Schon beim ersten Satz verfiel ich Claude Cueni und verstand sofort, dass dieses Buch ein grosser Schatz ist. Nach dem letzten Satz fühlte ich mich verlassen. Kann ich ohne Claude Cueni weiterleben? Ich wollte ihn anrufen, meine Liebe kundtun und ihn umarmen. Ich wollte schreien: Vielen tausend Dank Herr Cueni für dieses Wahnsinnswerk. Ich googelte stattdessen und fand seitenweise Lobeshymnen auf die „Script Avenue“. Claude Cueni wurde im Frühsommer 2014 von sämtlichen Medien gefeiert. Besonders berührend ist das Radiointerview auf SRF. Wer Cuenis Stimme hören möchte, klicke hier.

„Mein letztes Buch soll mein bestes werden“

Claude Cueni erklärte, dass er dem Leser eine spezielle Leseerfahrung bieten wollte. Darum machte er auch vor seiner Intimsphäre und den tiefsten Abgründen nicht halt und bewies damit unglaublichen Mut. Seine bärenstarke Sprache und sein Galgenhumor lassen auch die hässlichsten Geschehnisse zu einem Lesegenuss werden. Auf 638 Seiten hat mich Cueni mit seinem fulminanten Sprachfeuerwerk immer wieder aufs Neue überrascht. Darum finde ich, hätte Claude Cueni mit der „Script Avenue“ den Schweizer Buchpreis verdient. Er hat mit diesem Bestseller eine komplett neue Art des Erzählens geschaffen und wahrscheinlich das ungewöhnlichste und extremste, aber auch leserfreundlichste Buch geschrieben, das die Schweiz je gelesen hat.

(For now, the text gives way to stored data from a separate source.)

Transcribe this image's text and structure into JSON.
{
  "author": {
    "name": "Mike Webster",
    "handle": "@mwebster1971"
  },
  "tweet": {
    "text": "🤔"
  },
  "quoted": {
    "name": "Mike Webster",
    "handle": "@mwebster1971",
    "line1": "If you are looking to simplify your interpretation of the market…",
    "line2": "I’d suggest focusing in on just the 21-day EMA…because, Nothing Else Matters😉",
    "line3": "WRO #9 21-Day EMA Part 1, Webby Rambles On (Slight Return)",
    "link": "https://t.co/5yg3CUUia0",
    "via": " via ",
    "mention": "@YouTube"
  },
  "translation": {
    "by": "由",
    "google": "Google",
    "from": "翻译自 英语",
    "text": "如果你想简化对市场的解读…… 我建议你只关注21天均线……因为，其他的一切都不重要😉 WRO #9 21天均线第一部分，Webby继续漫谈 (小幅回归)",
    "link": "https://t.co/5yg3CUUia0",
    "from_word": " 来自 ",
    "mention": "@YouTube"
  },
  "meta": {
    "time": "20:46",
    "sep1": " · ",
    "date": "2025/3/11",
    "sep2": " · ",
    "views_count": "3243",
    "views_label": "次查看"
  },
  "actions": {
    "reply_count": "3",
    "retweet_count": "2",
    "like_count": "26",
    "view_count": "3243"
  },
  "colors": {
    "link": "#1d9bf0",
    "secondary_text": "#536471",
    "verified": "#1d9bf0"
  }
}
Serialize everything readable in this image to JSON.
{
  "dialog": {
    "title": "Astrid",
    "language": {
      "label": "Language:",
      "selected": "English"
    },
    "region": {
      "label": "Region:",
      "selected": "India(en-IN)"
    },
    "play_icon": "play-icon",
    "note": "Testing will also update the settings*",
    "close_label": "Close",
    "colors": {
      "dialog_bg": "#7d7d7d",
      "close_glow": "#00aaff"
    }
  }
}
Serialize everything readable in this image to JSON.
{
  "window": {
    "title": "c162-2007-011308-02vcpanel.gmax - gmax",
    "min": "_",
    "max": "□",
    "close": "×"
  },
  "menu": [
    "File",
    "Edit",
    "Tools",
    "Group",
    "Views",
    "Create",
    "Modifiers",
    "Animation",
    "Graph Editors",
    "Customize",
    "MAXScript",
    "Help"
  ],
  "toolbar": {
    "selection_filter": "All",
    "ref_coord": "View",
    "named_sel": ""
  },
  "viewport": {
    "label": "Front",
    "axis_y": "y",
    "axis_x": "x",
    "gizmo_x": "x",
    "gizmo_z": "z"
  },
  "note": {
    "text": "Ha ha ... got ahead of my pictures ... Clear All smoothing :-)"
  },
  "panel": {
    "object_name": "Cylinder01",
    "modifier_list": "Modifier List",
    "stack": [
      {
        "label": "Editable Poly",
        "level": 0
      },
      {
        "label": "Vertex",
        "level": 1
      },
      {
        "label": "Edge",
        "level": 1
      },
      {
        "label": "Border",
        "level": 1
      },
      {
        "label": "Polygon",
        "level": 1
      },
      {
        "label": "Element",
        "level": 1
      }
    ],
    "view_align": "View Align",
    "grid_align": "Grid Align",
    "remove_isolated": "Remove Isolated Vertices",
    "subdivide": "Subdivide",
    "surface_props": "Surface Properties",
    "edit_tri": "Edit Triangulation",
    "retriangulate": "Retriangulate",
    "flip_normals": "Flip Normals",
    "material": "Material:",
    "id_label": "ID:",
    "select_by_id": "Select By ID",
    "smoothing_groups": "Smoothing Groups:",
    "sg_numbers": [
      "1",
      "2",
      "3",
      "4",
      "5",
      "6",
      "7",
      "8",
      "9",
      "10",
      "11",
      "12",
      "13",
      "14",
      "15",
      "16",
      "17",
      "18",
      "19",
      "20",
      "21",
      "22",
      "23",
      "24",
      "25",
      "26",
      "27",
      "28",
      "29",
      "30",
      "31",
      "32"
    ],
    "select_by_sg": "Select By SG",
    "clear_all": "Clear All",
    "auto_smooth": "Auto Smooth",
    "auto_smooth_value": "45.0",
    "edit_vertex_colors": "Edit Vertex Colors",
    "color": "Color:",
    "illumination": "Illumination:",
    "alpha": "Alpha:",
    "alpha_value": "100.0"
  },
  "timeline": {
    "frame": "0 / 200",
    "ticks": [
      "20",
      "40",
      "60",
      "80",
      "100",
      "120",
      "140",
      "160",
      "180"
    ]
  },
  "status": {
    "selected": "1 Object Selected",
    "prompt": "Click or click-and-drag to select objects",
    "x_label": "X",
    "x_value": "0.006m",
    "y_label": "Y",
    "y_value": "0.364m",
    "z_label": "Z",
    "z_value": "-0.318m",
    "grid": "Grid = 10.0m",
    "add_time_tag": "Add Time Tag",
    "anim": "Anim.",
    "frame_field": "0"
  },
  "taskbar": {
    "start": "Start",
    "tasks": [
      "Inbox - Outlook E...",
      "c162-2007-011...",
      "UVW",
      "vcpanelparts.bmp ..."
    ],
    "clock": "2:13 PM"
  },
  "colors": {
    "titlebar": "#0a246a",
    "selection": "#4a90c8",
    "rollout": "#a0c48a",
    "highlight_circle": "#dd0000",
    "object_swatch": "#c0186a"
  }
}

Und er hat für die Schweiz fünfzig Jahre Zeitgeschichte festgehalten. Der Basler Autor hat bereits eine Serie von historischen Romanen und Thrillern geschrieben. Auch mit seinen Drehbüchern für Eurocops und Tatort hatte er grossen Erfolg. Der Bestseller „Das grosse Spiel“, eine Biografie über den Schotten John Law, den Erfinder des Papiergeldes, wurde sogar auf Englisch übersetzt. Trotzdem ist der bekannte Basler Autor nie Teil des literarischen Establishment geworden.

 „Mit Schreiben den Alltag besser ertragen“

Claude Cueni und seine „Script Avenue“ lassen sich nicht schubladisieren. Für den Verleger war es darum eine Herausforderung: In welches Genre könnte man diesen Wälzer stecken? Autofiktion, Autobiografie, historischer Roman, Entwicklungsroman? Für seine Fangemeinde ist das eine unbedeutende Frage. Uns Cueni-Süchtige interessiert nämlich nur eines: Wie geht es in der Script Avenue weiter? Claude Cueni hat mir im Mail geschrieben, dass ihn viele Leser gebeten hätten, einen Fortsetzungsroman zu schreiben. Unvorstellbar aber wahr: Er hat es wirklich gemacht, denn für Cueni ist Schreiben ein Lebenselixier, sozusagen eine lebensunterstützende Massnahme. Das Buch ist bereits geschrieben und heisst Pacific Avenue . Herr Cueni hat mir heute nochmals gemailt und mitgeteilt, dass das Buch bereits im Oktober erscheinen wird. Ich habe mich noch nie so auf den Herbst gefreut.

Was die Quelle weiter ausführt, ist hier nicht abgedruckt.